The inverse laplace transform of $\dfrac{1}{s^2+a^2}$ is obviously $f(t)=g(t)=\dfrac{\sin(at)}{a}$. Hence, from $(1)$ we must evaluate the following integral:

$$\begin{align} \mathcal{L}^{-1}\left\{\frac{1}{(s^2+a^2)^2}\right\}&=\int_0^t \frac{\sin(a(t-\tau))}{a}\cdot \frac{\sin(a\tau)}{a}~d\tau\\&=\frac{1}{a^2}\int_0^t \sin(a(t-\tau))\sin(a\tau)~d\tau \tag{2} \end{align}$$ Evaluating this will give you the same answer you have: $$\mathcal{L}^{-1}\left\{\frac{1}{(s^2+a^2)^2}\right\}=\frac{\sin(at)-at\cos(at)}{2a^3}$$

Answer 2

While projectilemotion's answer is sound, it's worth emphasizing that the convolution theorem should hold for any factorization of the transform into well-behaved functions.

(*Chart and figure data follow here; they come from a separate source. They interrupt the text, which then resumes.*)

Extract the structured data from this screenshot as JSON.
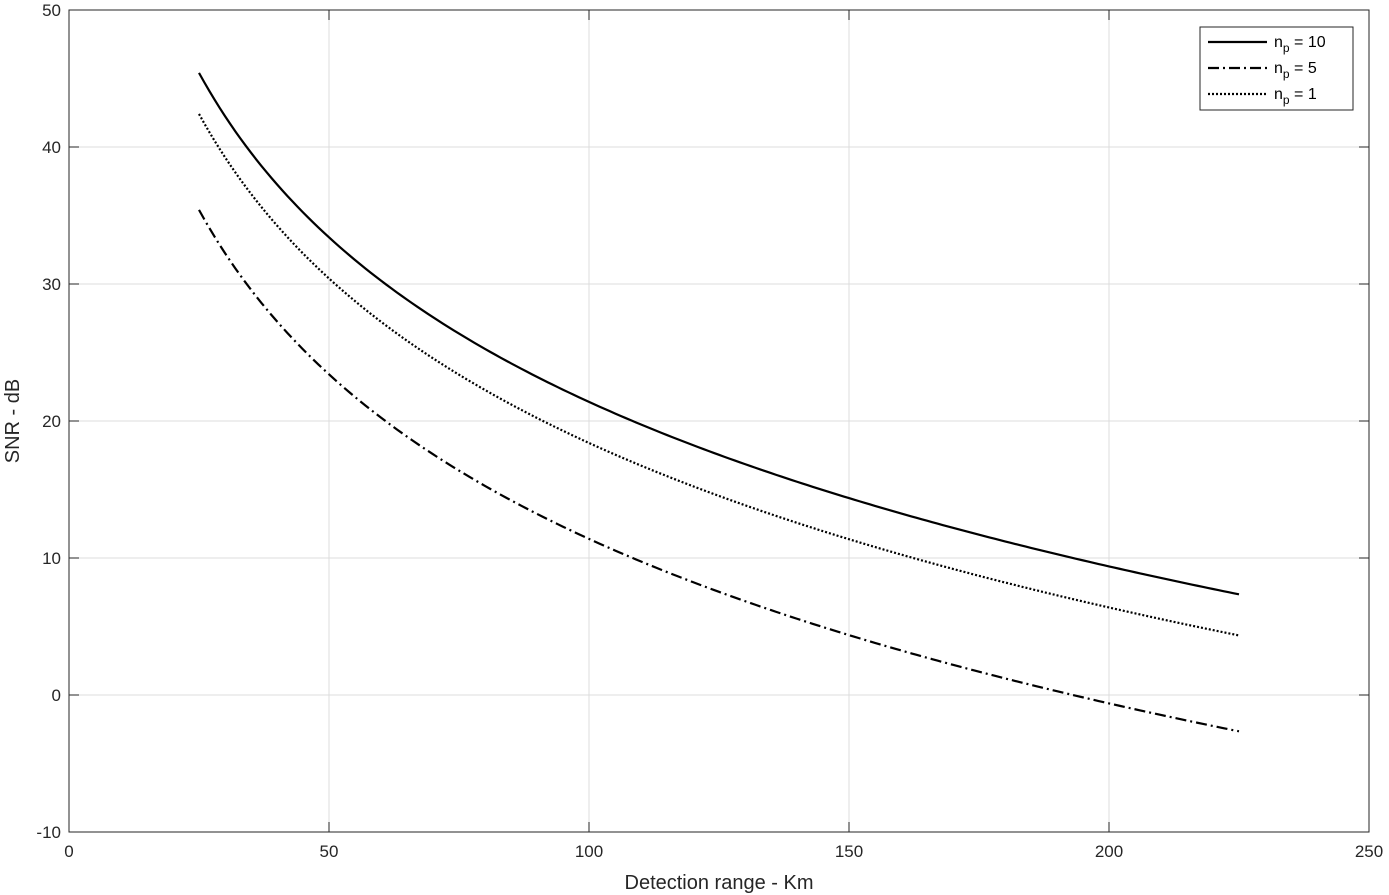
{
  "chart_data": {
    "type": "line",
    "xlabel": "Detection range - Km",
    "ylabel": "SNR - dB",
    "xlim": [
      0,
      250
    ],
    "ylim": [
      -10,
      50
    ],
    "xticks": [
      0,
      50,
      100,
      150,
      200,
      250
    ],
    "yticks": [
      -10,
      0,
      10,
      20,
      30,
      40,
      50
    ],
    "grid": true,
    "legend_position": "top-right",
    "x": [
      25,
      30,
      40,
      50,
      60,
      75,
      100,
      125,
      150,
      175,
      200,
      225
    ],
    "series": [
      {
        "name": "n_p = 10",
        "legend_main": "n",
        "legend_sub": "p",
        "legend_rest": " = 10",
        "style": "solid",
        "values": [
          45.4,
          42.2,
          37.3,
          33.4,
          30.3,
          26.4,
          21.4,
          17.5,
          14.4,
          11.7,
          9.4,
          7.3
        ]
      },
      {
        "name": "n_p = 5",
        "legend_main": "n",
        "legend_sub": "p",
        "legend_rest": " = 5",
        "style": "dashdot",
        "values": [
          35.4,
          32.2,
          27.3,
          23.4,
          20.3,
          16.4,
          11.4,
          7.5,
          4.4,
          1.7,
          -0.6,
          -2.7
        ]
      },
      {
        "name": "n_p = 1",
        "legend_main": "n",
        "legend_sub": "p",
        "legend_rest": " = 1",
        "style": "dotted",
        "values": [
          42.4,
          39.2,
          34.3,
          30.4,
          27.3,
          23.4,
          18.4,
          14.5,
          11.4,
          8.7,
          6.4,
          4.3
        ]
      }
    ]
  },
  "colors": {
    "line": "#000000",
    "grid": "#dcdcdc",
    "axis": "#262626",
    "background": "#ffffff"
  }
}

For instance, we could factorize the transform of interest as \begin{align} F(p) &=\frac{1}{(p^2+a^2)^2}\\ &=\frac{1}{(p-ia)^2}\frac{1}{(p+ia)^2}\\ &=\frac{1}{p-ia}\frac{1}{p-ia}\frac{1}{p+ia}\frac{1}{p+ia}=G_+(p)^2 G_-(p)^2 \end{align} and then the convolution theorem yields

$$f(x)=L^{-1}[F(p)]=((g_+\ast g_+)\ast(g_- \ast g_-))(x)$$ where $g_\pm (x)$ are the inverse Laplace transforms of $G_\pm (p)$. But $L^{-1}[p^{-1}]=1$, so the frequency-shift formula implies $g_{\pm}(x)=L^{-1}[(p\pm i a)^{-1}]=e^{\mp i a x}$. Hence

$$(g_{\pm}\ast g_{\pm})(x) =\int_0^x g_{\pm}(y)g_{\pm}(x-y)\,dy =\int_0^x e^{\mp i a y}e^{\mp i a (x-y)}\,dx=xe^{\mp i a x}$$ and therefore

\begin{align} f(x) &=\int_0^x (g_{\pm}\ast g_{\pm})(y)(g_{\pm}\ast g_{\pm})(x-y)\,dy\\ &=\int_0^x ye^{-i a y}(x-y)e^{i a (x-y)}\,dy\\ &=e^{i a x}\int_0^x y(x-y)e^{-2i a y}\,dy. \end{align} This last integral is not simple to carry out by hand, but if we use Mathematica we correctly obtain $f(x)=\frac{1}{2a^3}\left[\sin(ax)-ax \cos(ax)\right]$. So both factorizations are equally valid as far as the convolution theorem goes (though the one used in the other answer is a good deal more efficient!)